# Data Analysis

In this notebook, we examine the data that we retrieved with various calculations and plots. 

In [1]:
import numpy as np
import pandas as pd
import requests
import plotly.offline as py
import matplotlib.pyplot as plt
from plotly.graph_objs import *
from sklearn.linear_model import LinearRegression, LogisticRegression
from sklearn.neighbors import KNeighborsRegressor
from sklearn.model_selection import cross_val_score
from sklearn.cluster import KMeans
from bs4 import BeautifulSoup
%matplotlib inline
pd.set_option("max_r", 15)
py.init_notebook_mode(connected=True)

# Predicting Wins

We wanted to see how the teams would have performed if the swaps we made had actually happened. The way to measure performance is with number of wins, which leaves us with the question: given various data (such as runs, at bats, strike outs, etc.), can we predict the number of wins a team would have had?

After research, we concluded that the Pythagorean expectation could give us a good estimate of how many wins a team would have.

Invented by Bill James, the Pythagorean expectation uses the basic formula: 

$${\displaystyle \mathrm {Win\ Ratio} ={\frac {{\text{runs scored}}^{2}}{{\text{runs scored}}^{2}+{\text{runs allowed}}^{2}}}={\frac {1}{1+({\text{runs allowed}}/{\text{runs scored}})^{2}}}}$$

When applying this formula for our data, we faced a limitation, where we were not able to account for differences in runs allowed with the new player swapped in. This is the case because runs allowed are dependent on the defense as a whole, not the individual players.
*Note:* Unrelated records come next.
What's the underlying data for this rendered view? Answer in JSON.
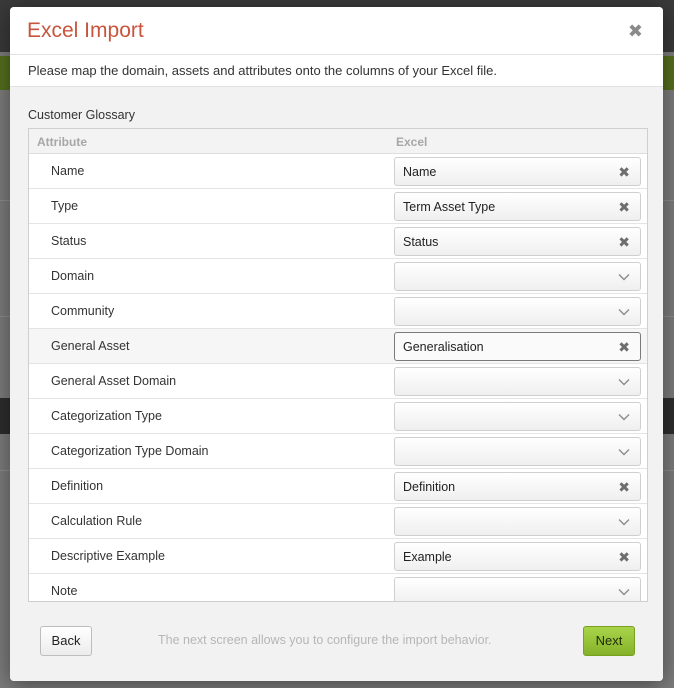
{
  "dialog": {
    "title": "Excel Import",
    "close_glyph": "✖",
    "info_text": "Please map the domain, assets and attributes onto the columns of your Excel file.",
    "group_label": "Customer Glossary",
    "columns": {
      "attribute": "Attribute",
      "excel": "Excel"
    },
    "rows": [
      {
        "label": "Name",
        "value": "Name",
        "control": "clear"
      },
      {
        "label": "Type",
        "value": "Term Asset Type",
        "control": "clear"
      },
      {
        "label": "Status",
        "value": "Status",
        "control": "clear"
      },
      {
        "label": "Domain",
        "value": "",
        "control": "dropdown"
      },
      {
        "label": "Community",
        "value": "",
        "control": "dropdown"
      },
      {
        "label": "General Asset",
        "value": "Generalisation",
        "control": "clear",
        "focused": true
      },
      {
        "label": "General Asset Domain",
        "value": "",
        "control": "dropdown"
      },
      {
        "label": "Categorization Type",
        "value": "",
        "control": "dropdown"
      },
      {
        "label": "Categorization Type Domain",
        "value": "",
        "control": "dropdown"
      },
      {
        "label": "Definition",
        "value": "Definition",
        "control": "clear"
      },
      {
        "label": "Calculation Rule",
        "value": "",
        "control": "dropdown"
      },
      {
        "label": "Descriptive Example",
        "value": "Example",
        "control": "clear"
      },
      {
        "label": "Note",
        "value": "",
        "control": "dropdown"
      }
    ],
    "footer": {
      "back_label": "Back",
      "hint": "The next screen allows you to configure the import behavior.",
      "next_label": "Next"
    }
  },
  "colors": {
    "title": "#c8553d",
    "next_button": "#92c13a"
  },
  "icons": {
    "clear": "clear-icon",
    "dropdown": "chevron-down-icon",
    "close": "close-icon"
  }
}
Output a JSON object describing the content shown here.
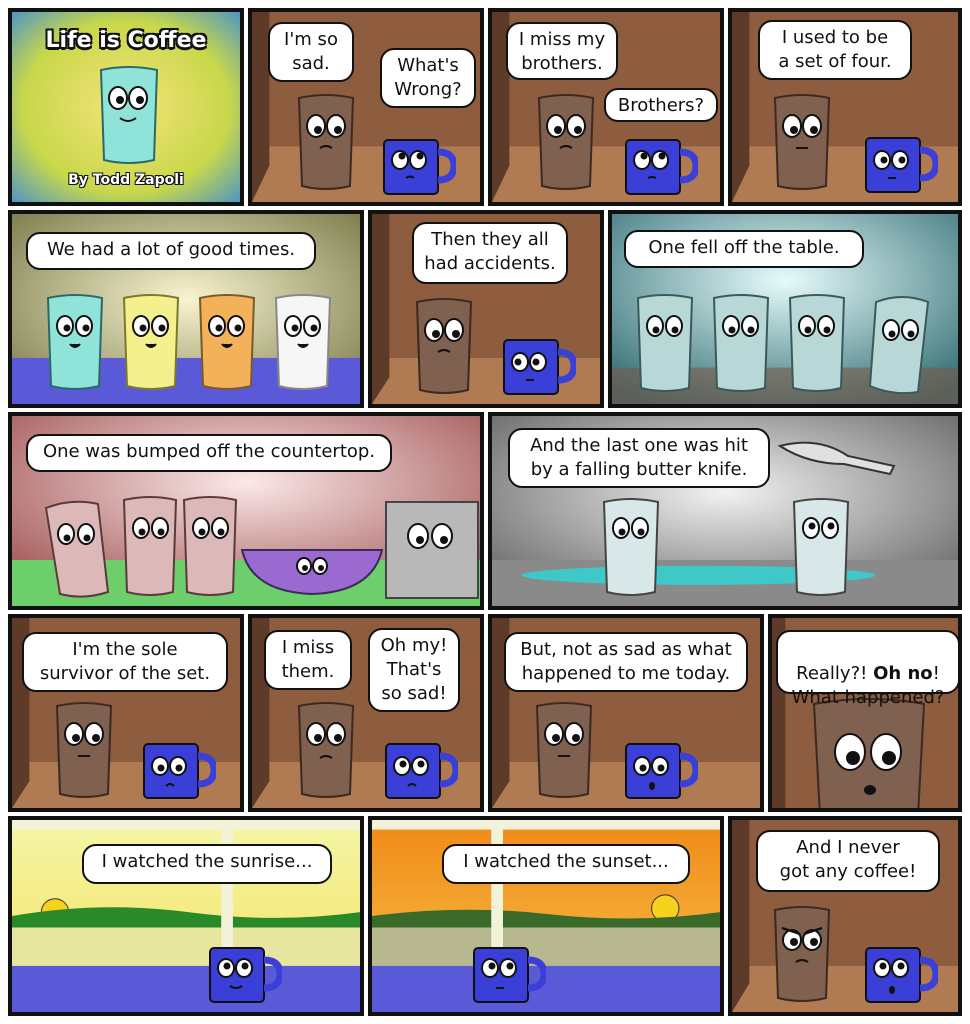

Before proceeding, we researched Sweeney and Jeter and discovered that both players are Golden Glove award-winners (strong defensively). We therefore decided that it is safe to assume that they make an equivalent defensive contribution. Thus we've concluded the best way to go about our analyses is to focus on changes in offensive performances.

In [2]:
# read in CSVs
dataNYY = pd.read_csv("nyy.csv")
dataKCR = pd.read_csv("kcr.csv")
nyy_links = pd.read_csv("nyy_links.csv")
kcr_links = pd.read_csv("kcr_links.csv")
jeter_in_kcr = pd.read_csv("jeter_in_KCR.csv")
sweeney_in_nyy = pd.read_csv("sweeney_in_NYY.csv")

In [3]:
# function that performs the pythagorean expectation
def calc_win_ratio(r, ra):
    return (r**2) / (r**2 + ra**2)

In [4]:
# Calculate the win ratio for each year.
runs_allowed_nyy = dataNYY.groupby("year")['runs_allowed'].mean()
runs_allowed_kcr = dataKCR.groupby("year")['runs_allowed'].mean()
runs_scored_nyy = dataNYY.groupby("year")['R'].sum()
runs_scored_kcr = dataKCR.groupby("year")['R'].sum()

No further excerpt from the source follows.